The amount of text data we send out in the world is staggering. On average, there are 500 million tweets sent per day, 23 billion text messages, and 306.4 billion emails. Everything we say, every email we send, and every word on our resumes can be used to understand the world around us, and it also gives us clues about the individual speaking or writing. Hogan’s Data Science team is exploring how best to capture text data and harness its power in understanding human nature. Below are some frequently asked questions that people unfamiliar with text-based machine learning often ask us.
Q: What is NLP?
A: NLP is a type of artificial intelligence that uses machine learning to break down, process, and quantify human language. NLP helps us understand the hidden stories within text-based data.
Q: Why is NLP important?
A: Up to 95% of usable organizational data is unstructured, resulting in an increased drive for using this data to remain competitive. The competition and consistent advancements in computational power, data access, and open-source research initiatives have led the field of NLP to evolve and grow constantly.

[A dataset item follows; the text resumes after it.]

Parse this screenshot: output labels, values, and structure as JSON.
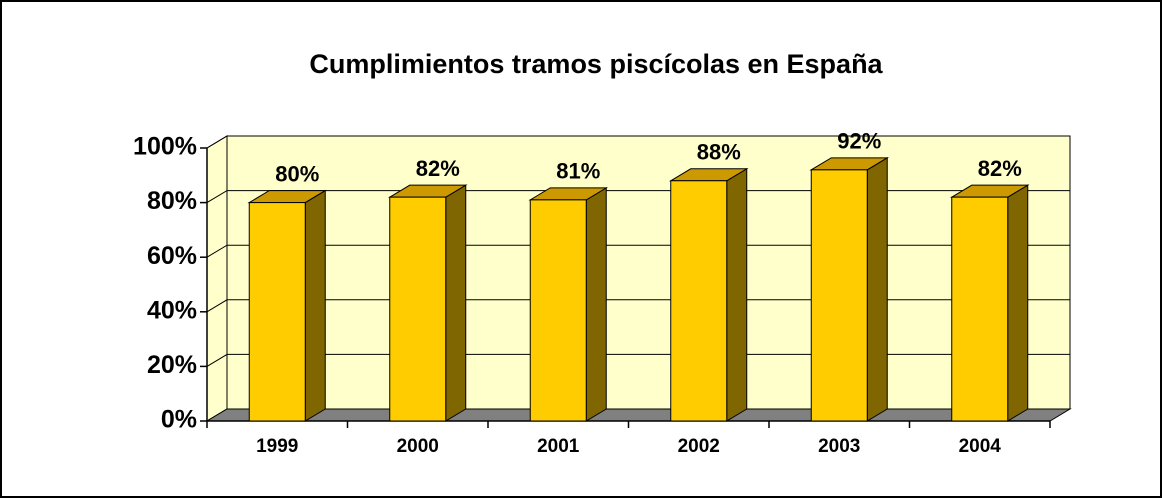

Q: How do NLP, artificial intelligence, and machine learning relate to each other?
A: Broadly speaking, artificial intelligence refers to using machines to mimic human decision making. The decision making can be either rule-based (the machine is told which rules and procedures to follow explicitly by the designer) or learned (the machine learns the rules and procedures based on data).
Machine learning refers to machines learning from data. A machine is said to learn if its performance increases on a particular task in response to exposure to a new experience or new data that tells the machine how to perform a task better. Machine learning is a subset of artificial intelligence.
Natural language processing refers to using a machine to quantify human language. NLP includes both rule-based and machine learning techniques. So, NLP is a type of artificial intelligence centered around human language that often uses machine learning.
Q: What are some common NLP techniques?
A: There are several common techniques used in this research, including:
- Bag of words – A list of all the words used in a training sample.
- Inverse document frequency – The number of documents a word appears in.
- Lemmatization – Removing inflections from a word. For example, “studies” would become “study.”
- N-grams – Word combinations where the N indicates the number of words to be combined. For example, a bi-gram could be “computer science.”
- Stemming – Reducing a word to its stem. For example, “studies” would become “studi.”
- Stop words – Frequently used or extremely common words often removed in NLP analyses.
- Term frequency – How often a word occurs in a document.
Q: What are some everyday examples of NLP?
A: There are several applications in which NLP might drive something you encounter and use daily:
- Siri, Alexa, or Google Assistant
- Voice-to-text messaging
- Search engines
- Spam filtering
Q: How is Hogan using NLP?
A: One way we are using NLP is by streamlining the coding process of focus group notes for personality scale relevance. We’re injecting NLP into our job analysis strategy to increase the efficiency of the approach and improve the quality of our results. Manually reading and coding focus group notes is a time-intensive and cognitively draining process. Using NLP, on average, we can decrease the overall time it takes while maintaining predictions that are both consistent and accurate. This approach has already shown promising results for correctly identifying the relevance of personality characteristics from focus group notes. When compared against human raters (i.e., subject-matter experts, or SMEs), our model was consistent and had an average accuracy score higher than the average accuracy of the SMEs. Please see our blog post on NLP from February 11, 2020, for more details.
Q: What are some new research directions Hogan is exploring with NLP?
A: Hogan’s Data Science team has several projects in the works using NLP to expand our insight from available text data housed internally as well as from open-source applications (e.g., O*NET):
- Job family matching using job descriptions – Hogan is exploring using NLP to allow someone to enter their job description and receive the job family and relevant Hogan assessment scales linked to their job description.
- Automatic item writing – Hogan is exploring using natural language generation to automatically generate assessment items that (1) tap specific Hogan personality domains, (2) are equivalent in difficulty and readability to our current items, and (3) are interchangeable with our current items to ensure both test security and fairness of the assessment process.
- Automatic feedback generation – Hogan is exploring using natural language generation to provide accurate, quick, and unique feedback to every user based on that user’s assessment results.